A simple version of a French classic soup. Clam juice replaces lobster stock to and whole lobsters are replaced by canned lobster meat. Plan on small portions. This is a rich dish.
Course Appetizer
Cuisine French
Prep Time 20 minutes
Cook Time 1 hour
Total Time 1 hour 20 minutes
Servings 6


  • 4 Tbsp butter
  • 1/2 cup shallots diced
  • 1/4 cup carrots diced
  • 3/4 cup white mushrooms diced
  • 1/4 cup celery diced
  • 2 Tbsp tomato paste
  • 1 1/2 cups chicken stock
  • 1 cup clam juice
  • 12 oz can lobster meat juice reserved
  • 1/4 cup white wine
  • 1/4 cup sherry
  • 1 1/2 cups whipping cream 35% milk fat
  • 1/8 tsp cayenne
  • salt to taste


  • Heat a sauce pan or pot large enough to hold all ingredients over medium low heat.
  • Melt the butter. Add the shallots, carrots, mushrooms and celery. Cook until onion is translucent, about 10 minutes. Add tomato paste and cook a minute more.
  • Add stock, clam juice and reserved lobster juice and simmer 10 minutes more.
  • Separate the larger lobster pieces (claws) and set aside. You should have about 1/2 cup little bits left over.
  • Puree the soup along with the 1/2 cup of little bits of lobster. Wipe the pot out. Return the pureed soup to the pot.
  • Mix in white wine and sherry and simmer, loosely covered for about 30 minutes.
  • Add cayenne. Simmer 5 minutes more.
  • Add whipping cream and heat through.
  • Adjust salt.
  • Add large lobster pieces and serve.
  • Garnish with a bit of paprika or piment d'esplette if you can get it.


This bisque is fairly thin. If you want a thicker bisque mix a bit of cornstarch into 1/4 cup of the soup before you add the cream. Bring to a simmer. Once you have the texture where you want it (or a bit thicker than you want it) add the cream and heat through.

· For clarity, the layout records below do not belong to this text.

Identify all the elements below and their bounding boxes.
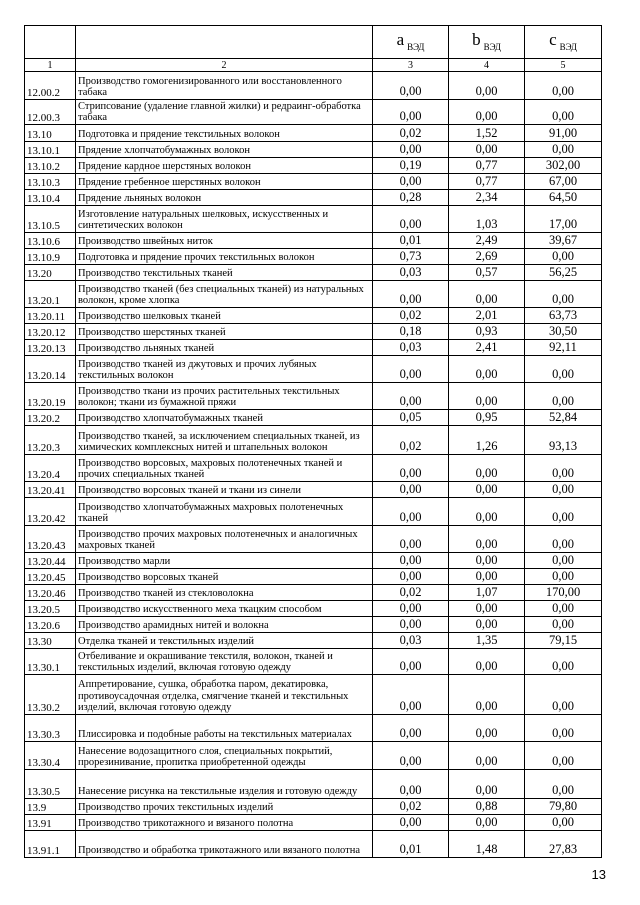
table-row [25, 233, 602, 249]
row-value-c: 0,00 [525, 815, 602, 831]
row-code: 13.20.1 [25, 281, 76, 308]
row-value-c: 0,00 [525, 281, 602, 308]
row-value-a: 0,05 [373, 410, 449, 426]
row-value-b: 0,00 [449, 715, 525, 742]
row-value-a: 0,03 [373, 340, 449, 356]
row-value-a: 0,00 [373, 383, 449, 410]
table-row [25, 281, 602, 308]
row-name: Производство хлопчатобумажных тканей [76, 410, 373, 426]
table-row [25, 426, 602, 455]
table-row [25, 715, 602, 742]
table-row [25, 142, 602, 158]
row-value-b: 2,41 [449, 340, 525, 356]
row-value-b: 0,88 [449, 799, 525, 815]
row-code: 13.20.3 [25, 426, 76, 455]
row-value-c: 63,73 [525, 308, 602, 324]
row-code: 13.10.3 [25, 174, 76, 190]
row-value-c: 0,00 [525, 675, 602, 715]
row-value-b: 0,00 [449, 815, 525, 831]
row-value-b: 0,00 [449, 742, 525, 770]
row-value-b: 1,07 [449, 585, 525, 601]
row-code: 13.20.2 [25, 410, 76, 426]
row-name: Производство прочих махровых полотенечных и аналогичных махровых тканей [76, 526, 373, 553]
table-row [25, 799, 602, 815]
table-row [25, 498, 602, 526]
row-value-c: 0,00 [525, 770, 602, 799]
row-value-a: 0,00 [373, 174, 449, 190]
header-empty-name [76, 26, 373, 59]
row-value-b: 0,95 [449, 410, 525, 426]
row-name: Нанесение водозащитного слоя, специальных покрытий, прорезинивание, пропитка приобретенной одежды [76, 742, 373, 770]
row-code: 13.30.3 [25, 715, 76, 742]
row-code: 12.00.2 [25, 72, 76, 100]
header-empty-code [25, 26, 76, 59]
table-row [25, 526, 602, 553]
table-row [25, 455, 602, 482]
row-value-a: 0,02 [373, 426, 449, 455]
row-code: 13.20.6 [25, 617, 76, 633]
row-name: Подготовка и прядение прочих текстильных волокон [76, 249, 373, 265]
row-name: Стрипсование (удаление главной жилки) и редраинг-обработка табака [76, 100, 373, 125]
row-value-c: 0,00 [525, 356, 602, 383]
row-value-b: 0,00 [449, 142, 525, 158]
row-value-c: 17,00 [525, 206, 602, 233]
table-row [25, 410, 602, 426]
row-code: 12.00.3 [25, 100, 76, 125]
row-value-b: 2,01 [449, 308, 525, 324]
table-row [25, 265, 602, 281]
row-code: 13.10.4 [25, 190, 76, 206]
row-value-b: 1,35 [449, 633, 525, 649]
row-name: Производство тканей из джутовых и прочих лубяных текстильных волокон [76, 356, 373, 383]
row-value-b: 0,00 [449, 649, 525, 675]
row-name: Производство арамидных нитей и волокна [76, 617, 373, 633]
row-code: 13.20.5 [25, 601, 76, 617]
table-row [25, 158, 602, 174]
table-body [25, 72, 602, 858]
row-code: 13.20.19 [25, 383, 76, 410]
row-name: Производство ткани из прочих растительных текстильных волокон; ткани из бумажной пряжи [76, 383, 373, 410]
row-name: Отбеливание и окрашивание текстиля, волокон, тканей и текстильных изделий, включая готовую одежду [76, 649, 373, 675]
row-value-b: 0,00 [449, 100, 525, 125]
row-name: Производство гомогенизированного или восстановленного табака [76, 72, 373, 100]
row-value-a: 0,00 [373, 482, 449, 498]
row-code: 13.20.42 [25, 498, 76, 526]
column-index-5: 5 [525, 59, 602, 72]
row-value-b: 0,93 [449, 324, 525, 340]
row-name: Производство льняных тканей [76, 340, 373, 356]
row-value-a: 0,00 [373, 675, 449, 715]
page-number: 13 [591, 867, 606, 882]
row-name: Нанесение рисунка на текстильные изделия и готовую одежду [76, 770, 373, 799]
row-value-a: 0,00 [373, 553, 449, 569]
row-value-c: 0,00 [525, 383, 602, 410]
table-row [25, 815, 602, 831]
row-value-c: 0,00 [525, 553, 602, 569]
row-code: 13.91 [25, 815, 76, 831]
row-value-b: 0,00 [449, 383, 525, 410]
row-value-a: 0,02 [373, 308, 449, 324]
row-value-b: 0,00 [449, 601, 525, 617]
row-value-b: 0,00 [449, 526, 525, 553]
table-row [25, 649, 602, 675]
row-value-b: 1,52 [449, 125, 525, 142]
row-value-b: 2,49 [449, 233, 525, 249]
row-value-a: 0,00 [373, 770, 449, 799]
row-value-b: 0,00 [449, 553, 525, 569]
row-name: Производство и обработка трикотажного или вязаного полотна [76, 831, 373, 858]
row-code: 13.30.1 [25, 649, 76, 675]
row-value-b: 0,00 [449, 482, 525, 498]
row-value-a: 0,00 [373, 569, 449, 585]
row-value-b: 0,00 [449, 356, 525, 383]
row-code: 13.30.4 [25, 742, 76, 770]
header-col-b-sub: ВЭД [483, 41, 501, 52]
row-value-c: 0,00 [525, 72, 602, 100]
row-code: 13.20.46 [25, 585, 76, 601]
row-value-a: 0,00 [373, 715, 449, 742]
row-code: 13.20.45 [25, 569, 76, 585]
row-name: Подготовка и прядение текстильных волокон [76, 125, 373, 142]
column-index-2: 2 [76, 59, 373, 72]
row-name: Аппретирование, сушка, обработка паром, декатировка, противоусадочная отделка, смягчение тканей и текстильных изделий, включая готовую одежду [76, 675, 373, 715]
row-value-c: 92,11 [525, 340, 602, 356]
table-row [25, 324, 602, 340]
row-name: Прядение льняных волокон [76, 190, 373, 206]
row-value-a: 0,73 [373, 249, 449, 265]
row-value-b: 2,69 [449, 249, 525, 265]
column-index-4: 4 [449, 59, 525, 72]
table-row [25, 617, 602, 633]
table-header [25, 26, 602, 72]
row-name: Производство шерстяных тканей [76, 324, 373, 340]
table-row [25, 190, 602, 206]
row-name: Производство ворсовых тканей [76, 569, 373, 585]
table-row [25, 356, 602, 383]
header-col-b-letter: b [472, 30, 481, 50]
table-row [25, 770, 602, 799]
row-value-c: 0,00 [525, 601, 602, 617]
row-value-b: 0,00 [449, 72, 525, 100]
row-value-a: 0,00 [373, 649, 449, 675]
row-code: 13.10.6 [25, 233, 76, 249]
row-code: 13.20 [25, 265, 76, 281]
row-code: 13.20.12 [25, 324, 76, 340]
row-name: Плиссировка и подобные работы на текстильных материалах [76, 715, 373, 742]
column-index-row [25, 59, 602, 72]
header-col-c-sub: ВЭД [559, 41, 577, 52]
row-value-a: 0,03 [373, 633, 449, 649]
row-value-b: 1,48 [449, 831, 525, 858]
column-index-1: 1 [25, 59, 76, 72]
row-code: 13.20.14 [25, 356, 76, 383]
row-value-b: 2,34 [449, 190, 525, 206]
table-row [25, 601, 602, 617]
row-value-a: 0,00 [373, 72, 449, 100]
row-value-a: 0,00 [373, 100, 449, 125]
row-code: 13.30.5 [25, 770, 76, 799]
row-code: 13.20.4 [25, 455, 76, 482]
table-row [25, 125, 602, 142]
row-value-a: 0,00 [373, 281, 449, 308]
row-name: Прядение кардное шерстяных волокон [76, 158, 373, 174]
row-value-c: 0,00 [525, 742, 602, 770]
row-code: 13.20.43 [25, 526, 76, 553]
row-name: Производство текстильных тканей [76, 265, 373, 281]
row-value-a: 0,00 [373, 617, 449, 633]
row-value-c: 79,80 [525, 799, 602, 815]
row-value-b: 0,77 [449, 174, 525, 190]
header-col-b [449, 26, 525, 59]
table-row [25, 174, 602, 190]
row-value-c: 0,00 [525, 649, 602, 675]
row-value-a: 0,18 [373, 324, 449, 340]
row-value-b: 0,00 [449, 281, 525, 308]
row-value-b: 0,00 [449, 569, 525, 585]
row-code: 13.10.5 [25, 206, 76, 233]
header-col-c-letter: c [549, 30, 557, 50]
row-name: Производство тканей, за исключением специальных тканей, из химических комплексных нитей и штапельных волокон [76, 426, 373, 455]
row-value-a: 0,28 [373, 190, 449, 206]
row-value-c: 0,00 [525, 569, 602, 585]
row-name: Прядение хлопчатобумажных волокон [76, 142, 373, 158]
header-col-a [373, 26, 449, 59]
row-value-a: 0,00 [373, 206, 449, 233]
header-col-a-sub: ВЭД [407, 41, 425, 52]
row-value-c: 0,00 [525, 498, 602, 526]
row-name: Отделка тканей и текстильных изделий [76, 633, 373, 649]
table-row [25, 100, 602, 125]
row-value-a: 0,00 [373, 142, 449, 158]
row-value-a: 0,01 [373, 831, 449, 858]
row-name: Производство хлопчатобумажных махровых полотенечных тканей [76, 498, 373, 526]
row-value-c: 39,67 [525, 233, 602, 249]
row-value-b: 0,77 [449, 158, 525, 174]
row-name: Производство ворсовых тканей и ткани из синели [76, 482, 373, 498]
row-value-b: 0,00 [449, 455, 525, 482]
row-value-a: 0,01 [373, 233, 449, 249]
table-row [25, 482, 602, 498]
row-value-c: 0,00 [525, 482, 602, 498]
row-name: Производство марли [76, 553, 373, 569]
table-row [25, 742, 602, 770]
row-name: Производство искусственного меха ткацким способом [76, 601, 373, 617]
header-col-a-letter: a [396, 30, 405, 50]
row-code: 13.10.2 [25, 158, 76, 174]
row-name: Производство тканей из стекловолокна [76, 585, 373, 601]
row-value-c: 56,25 [525, 265, 602, 281]
row-name: Производство трикотажного и вязаного полотна [76, 815, 373, 831]
row-value-a: 0,00 [373, 742, 449, 770]
row-value-c: 91,00 [525, 125, 602, 142]
row-name: Изготовление натуральных шелковых, искусственных и синтетических волокон [76, 206, 373, 233]
row-value-b: 1,26 [449, 426, 525, 455]
row-code: 13.20.13 [25, 340, 76, 356]
row-name: Производство прочих текстильных изделий [76, 799, 373, 815]
row-value-c: 0,00 [525, 142, 602, 158]
row-name: Производство швейных ниток [76, 233, 373, 249]
table-row [25, 831, 602, 858]
table-row [25, 633, 602, 649]
row-value-b: 0,00 [449, 675, 525, 715]
row-code: 13.10 [25, 125, 76, 142]
row-code: 13.20.11 [25, 308, 76, 324]
table-row [25, 383, 602, 410]
row-value-a: 0,02 [373, 125, 449, 142]
row-value-b: 0,00 [449, 498, 525, 526]
row-name: Производство шелковых тканей [76, 308, 373, 324]
table-row [25, 206, 602, 233]
row-value-c: 27,83 [525, 831, 602, 858]
table-row [25, 675, 602, 715]
row-value-c: 52,84 [525, 410, 602, 426]
table-row [25, 308, 602, 324]
row-value-c: 30,50 [525, 324, 602, 340]
row-code: 13.91.1 [25, 831, 76, 858]
column-index-3: 3 [373, 59, 449, 72]
row-value-c: 302,00 [525, 158, 602, 174]
coefficients-table [24, 25, 602, 858]
header-row [25, 26, 602, 59]
row-code: 13.10.9 [25, 249, 76, 265]
row-value-a: 0,02 [373, 799, 449, 815]
row-value-c: 0,00 [525, 715, 602, 742]
row-code: 13.30 [25, 633, 76, 649]
row-value-a: 0,00 [373, 815, 449, 831]
row-value-c: 64,50 [525, 190, 602, 206]
row-value-b: 0,00 [449, 617, 525, 633]
table-row [25, 340, 602, 356]
header-col-c [525, 26, 602, 59]
row-value-a: 0,00 [373, 455, 449, 482]
row-value-c: 93,13 [525, 426, 602, 455]
row-value-c: 0,00 [525, 526, 602, 553]
row-name: Производство ворсовых, махровых полотенечных тканей и прочих специальных тканей [76, 455, 373, 482]
row-value-c: 0,00 [525, 249, 602, 265]
row-value-a: 0,00 [373, 526, 449, 553]
row-value-a: 0,00 [373, 356, 449, 383]
row-value-b: 1,03 [449, 206, 525, 233]
row-value-c: 170,00 [525, 585, 602, 601]
row-value-a: 0,00 [373, 498, 449, 526]
row-value-c: 0,00 [525, 100, 602, 125]
row-code: 13.30.2 [25, 675, 76, 715]
row-value-a: 0,02 [373, 585, 449, 601]
row-value-c: 79,15 [525, 633, 602, 649]
row-code: 13.20.41 [25, 482, 76, 498]
row-code: 13.9 [25, 799, 76, 815]
row-value-b: 0,57 [449, 265, 525, 281]
table-row [25, 553, 602, 569]
row-value-a: 0,00 [373, 601, 449, 617]
row-name: Прядение гребенное шерстяных волокон [76, 174, 373, 190]
row-value-b: 0,00 [449, 770, 525, 799]
table-row [25, 249, 602, 265]
row-value-c: 0,00 [525, 617, 602, 633]
table-row [25, 585, 602, 601]
row-value-a: 0,03 [373, 265, 449, 281]
row-name: Производство тканей (без специальных тканей) из натуральных волокон, кроме хлопка [76, 281, 373, 308]
table-row [25, 569, 602, 585]
row-code: 13.10.1 [25, 142, 76, 158]
table-row [25, 72, 602, 100]
row-code: 13.20.44 [25, 553, 76, 569]
row-value-a: 0,19 [373, 158, 449, 174]
row-value-c: 0,00 [525, 455, 602, 482]
row-value-c: 67,00 [525, 174, 602, 190]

11 thoughts on “lobster bisque”

  1. This was absolutely wonderful. I am new to cooking but I’ve always wanted to get into it. Made this for a celebration with my best friend. We graduate in a week and needed to celebrate. She loved this soup and I had so much fun making it! Thank you so much!!

  2. 5 stars
    Lobster bisque is MY favorite soup! Thank you for sharing this, Romain, you are inspiring me to make it instead of ordering it at a restaurant! 🙂

  3. 5 stars
    This lobster bisque sounds decadent and amazing! Would be perfect for dinner guests or a special dinner at home for two. I love that it can be made in a relatively short amount of time too! Do you think I could use my immersion blender to puree the soup right in the pot? Thanks!

    • Absolutely you could use an immersion blender. I just haven’t managed to find room in my kitchen to store one so I stick to my blender…

  4. Whoa, I swear you should open a restaurant. haha 🙂 This is SO delicious looking and decadent. I always thought you need to mash lobster shells for this soup, but as usual you showed me a better method that is more doable and this is freakin fantastic! I often wondered what clam juice was used for but I never would have imagined using it in a soup! Thanks for the awesomeness of this recipe. 🙂

    • Haha – Joyce that’s a super nice comment. I’m too lazy to have a restaurant. That’s real work. I absolutely cannot stand the smell of lobster shells cooking in my house. Funny because I love it outdoors. This is my way of getting the best of both worlds. A little cheat for the home cook!